Computers are built to follow instructions. For better or worse, hardware executes a programmer’s code precisely as it is written, without editorializing or improvising. But under certain constraints, this obedience can become a liability. Anyone who has tried to encode a large video or run a neural network prediction on an underpowered device knows that just carrying out orders can create a laggy experience or unreasonably long waits.
In 2011, a team of MIT researchers including UChicago associate professor Hank Hoffmann (then a graduate student) proposed an alternative. Instead of loyally following the code, their “loop perforation” algorithm gave computers a generalizable option to go off-script and sacrifice accuracy in favor of performance. Though the paper was controversial when originally presented at FSE (The ACM Symposium on the Foundations of Software Engineering), its tradeoff principles have since become widespread in computer science.
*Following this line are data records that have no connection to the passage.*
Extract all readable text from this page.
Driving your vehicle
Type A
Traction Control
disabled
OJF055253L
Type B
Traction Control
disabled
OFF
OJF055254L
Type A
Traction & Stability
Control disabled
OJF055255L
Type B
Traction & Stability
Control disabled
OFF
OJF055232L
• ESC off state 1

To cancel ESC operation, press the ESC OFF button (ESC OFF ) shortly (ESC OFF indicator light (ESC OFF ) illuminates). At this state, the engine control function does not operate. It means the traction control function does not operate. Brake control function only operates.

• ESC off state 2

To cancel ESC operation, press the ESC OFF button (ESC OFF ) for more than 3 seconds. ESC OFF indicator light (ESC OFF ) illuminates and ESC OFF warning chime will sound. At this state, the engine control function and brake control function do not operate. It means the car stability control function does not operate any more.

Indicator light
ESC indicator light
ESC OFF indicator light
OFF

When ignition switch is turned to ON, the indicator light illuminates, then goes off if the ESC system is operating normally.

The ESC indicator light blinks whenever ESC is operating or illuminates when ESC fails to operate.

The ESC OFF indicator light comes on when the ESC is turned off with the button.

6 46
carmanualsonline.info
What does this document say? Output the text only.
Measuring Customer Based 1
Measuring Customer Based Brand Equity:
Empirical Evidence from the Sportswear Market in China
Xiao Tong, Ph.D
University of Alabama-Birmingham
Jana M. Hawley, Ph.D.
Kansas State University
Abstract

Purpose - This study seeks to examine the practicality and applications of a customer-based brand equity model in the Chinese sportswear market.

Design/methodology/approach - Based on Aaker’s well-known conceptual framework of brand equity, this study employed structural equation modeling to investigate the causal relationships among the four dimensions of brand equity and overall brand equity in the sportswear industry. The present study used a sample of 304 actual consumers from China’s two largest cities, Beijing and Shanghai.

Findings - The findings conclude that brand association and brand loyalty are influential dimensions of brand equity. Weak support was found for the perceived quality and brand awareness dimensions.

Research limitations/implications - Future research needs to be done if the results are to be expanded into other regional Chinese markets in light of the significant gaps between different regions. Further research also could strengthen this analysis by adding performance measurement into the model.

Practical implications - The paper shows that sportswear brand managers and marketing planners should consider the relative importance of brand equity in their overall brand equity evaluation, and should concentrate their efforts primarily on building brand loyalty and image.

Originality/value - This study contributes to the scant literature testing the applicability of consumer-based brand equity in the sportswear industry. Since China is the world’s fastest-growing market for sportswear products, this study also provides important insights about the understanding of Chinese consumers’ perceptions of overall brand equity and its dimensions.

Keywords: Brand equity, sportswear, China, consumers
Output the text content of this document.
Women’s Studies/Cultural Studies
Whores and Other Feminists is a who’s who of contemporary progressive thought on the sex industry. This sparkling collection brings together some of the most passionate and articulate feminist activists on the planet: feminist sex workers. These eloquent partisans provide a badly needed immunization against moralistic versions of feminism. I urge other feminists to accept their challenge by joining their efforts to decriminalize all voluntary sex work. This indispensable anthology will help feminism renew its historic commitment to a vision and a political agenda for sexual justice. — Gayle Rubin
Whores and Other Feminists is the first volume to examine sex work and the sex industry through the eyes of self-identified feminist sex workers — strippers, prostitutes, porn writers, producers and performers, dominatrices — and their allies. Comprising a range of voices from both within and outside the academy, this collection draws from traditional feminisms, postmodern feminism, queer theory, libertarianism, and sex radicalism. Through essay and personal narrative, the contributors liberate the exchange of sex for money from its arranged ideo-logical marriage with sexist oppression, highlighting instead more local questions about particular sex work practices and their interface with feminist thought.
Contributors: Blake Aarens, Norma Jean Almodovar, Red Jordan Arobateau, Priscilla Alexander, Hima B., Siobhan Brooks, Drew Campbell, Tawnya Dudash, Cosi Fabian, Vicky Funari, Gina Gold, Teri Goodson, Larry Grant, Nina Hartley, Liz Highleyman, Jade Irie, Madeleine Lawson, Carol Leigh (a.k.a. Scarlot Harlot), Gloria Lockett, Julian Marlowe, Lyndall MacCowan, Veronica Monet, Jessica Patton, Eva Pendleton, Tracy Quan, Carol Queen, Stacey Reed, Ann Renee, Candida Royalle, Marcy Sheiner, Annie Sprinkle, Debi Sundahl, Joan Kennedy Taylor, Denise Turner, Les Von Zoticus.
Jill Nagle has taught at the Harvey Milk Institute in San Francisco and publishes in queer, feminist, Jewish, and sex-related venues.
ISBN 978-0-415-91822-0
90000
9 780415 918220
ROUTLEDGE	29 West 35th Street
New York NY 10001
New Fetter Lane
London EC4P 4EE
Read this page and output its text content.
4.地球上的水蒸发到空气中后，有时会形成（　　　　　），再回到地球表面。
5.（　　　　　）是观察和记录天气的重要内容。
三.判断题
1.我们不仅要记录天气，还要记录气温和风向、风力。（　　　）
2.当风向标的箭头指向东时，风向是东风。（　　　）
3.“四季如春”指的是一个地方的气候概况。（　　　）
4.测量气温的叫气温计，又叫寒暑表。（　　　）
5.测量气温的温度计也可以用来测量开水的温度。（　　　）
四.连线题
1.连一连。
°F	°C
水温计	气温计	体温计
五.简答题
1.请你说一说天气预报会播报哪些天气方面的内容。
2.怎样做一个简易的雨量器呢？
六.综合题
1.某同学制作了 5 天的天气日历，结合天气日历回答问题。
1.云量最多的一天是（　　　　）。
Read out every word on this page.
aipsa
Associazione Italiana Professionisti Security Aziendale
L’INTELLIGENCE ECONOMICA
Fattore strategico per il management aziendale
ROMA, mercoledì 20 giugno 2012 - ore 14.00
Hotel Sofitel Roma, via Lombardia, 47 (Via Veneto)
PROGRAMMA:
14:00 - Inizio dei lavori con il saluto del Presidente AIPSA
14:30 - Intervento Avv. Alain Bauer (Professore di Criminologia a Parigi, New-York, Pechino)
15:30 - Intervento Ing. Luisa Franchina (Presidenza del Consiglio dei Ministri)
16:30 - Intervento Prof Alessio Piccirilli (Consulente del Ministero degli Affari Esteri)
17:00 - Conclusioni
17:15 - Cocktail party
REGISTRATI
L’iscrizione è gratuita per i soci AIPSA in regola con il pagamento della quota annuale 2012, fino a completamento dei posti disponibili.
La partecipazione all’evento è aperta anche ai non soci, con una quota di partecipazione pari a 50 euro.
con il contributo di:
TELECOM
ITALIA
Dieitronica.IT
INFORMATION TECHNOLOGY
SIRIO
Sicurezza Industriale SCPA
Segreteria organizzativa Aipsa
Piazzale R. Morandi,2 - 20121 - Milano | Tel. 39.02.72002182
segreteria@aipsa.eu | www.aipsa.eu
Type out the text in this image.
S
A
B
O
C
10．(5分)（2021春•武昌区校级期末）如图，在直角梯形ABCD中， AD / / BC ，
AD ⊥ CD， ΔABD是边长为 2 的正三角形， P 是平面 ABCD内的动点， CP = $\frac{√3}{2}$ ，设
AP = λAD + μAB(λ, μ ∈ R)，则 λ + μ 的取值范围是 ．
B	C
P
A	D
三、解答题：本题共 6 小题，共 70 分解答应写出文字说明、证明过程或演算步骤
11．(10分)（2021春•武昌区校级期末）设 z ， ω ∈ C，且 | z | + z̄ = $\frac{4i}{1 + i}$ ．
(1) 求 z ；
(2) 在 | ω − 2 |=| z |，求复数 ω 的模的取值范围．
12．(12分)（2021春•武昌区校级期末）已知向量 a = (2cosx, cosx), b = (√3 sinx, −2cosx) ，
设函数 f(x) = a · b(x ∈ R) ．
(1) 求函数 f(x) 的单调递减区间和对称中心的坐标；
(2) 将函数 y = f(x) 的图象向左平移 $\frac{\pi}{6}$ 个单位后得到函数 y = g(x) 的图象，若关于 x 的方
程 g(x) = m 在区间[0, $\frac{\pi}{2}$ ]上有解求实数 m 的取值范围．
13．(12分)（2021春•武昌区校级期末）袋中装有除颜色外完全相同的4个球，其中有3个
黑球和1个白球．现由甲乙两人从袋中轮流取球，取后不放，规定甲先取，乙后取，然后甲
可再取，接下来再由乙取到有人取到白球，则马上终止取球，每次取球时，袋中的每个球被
To celebrate this forward-thinking research, FSE recently awarded Hoffmann and his co-authors Stelios Sidiroglou, Sasa Misailovic, and Martin Rinard the honorable mention in their annual Test of Time award. The honor was something of a surprise to Hoffmann, who remembers the divisive approach receiving rejections and skepticism.
“We recognized that there are a bunch of emerging computations where it is either infeasible to compute an exact answer or we don’t even know what the exact answer is,” Hoffmann said. “For those computations, if you don’t do exactly what was specified, it might make the answer a little bit worse, but it can also greatly reduce resource use and improve performance. Now, I think everybody accepts that and I think that’s why it won this award. But at the time, the idea that we’re just going to change the output that the software produces without permission from the programmer, that was controversial.”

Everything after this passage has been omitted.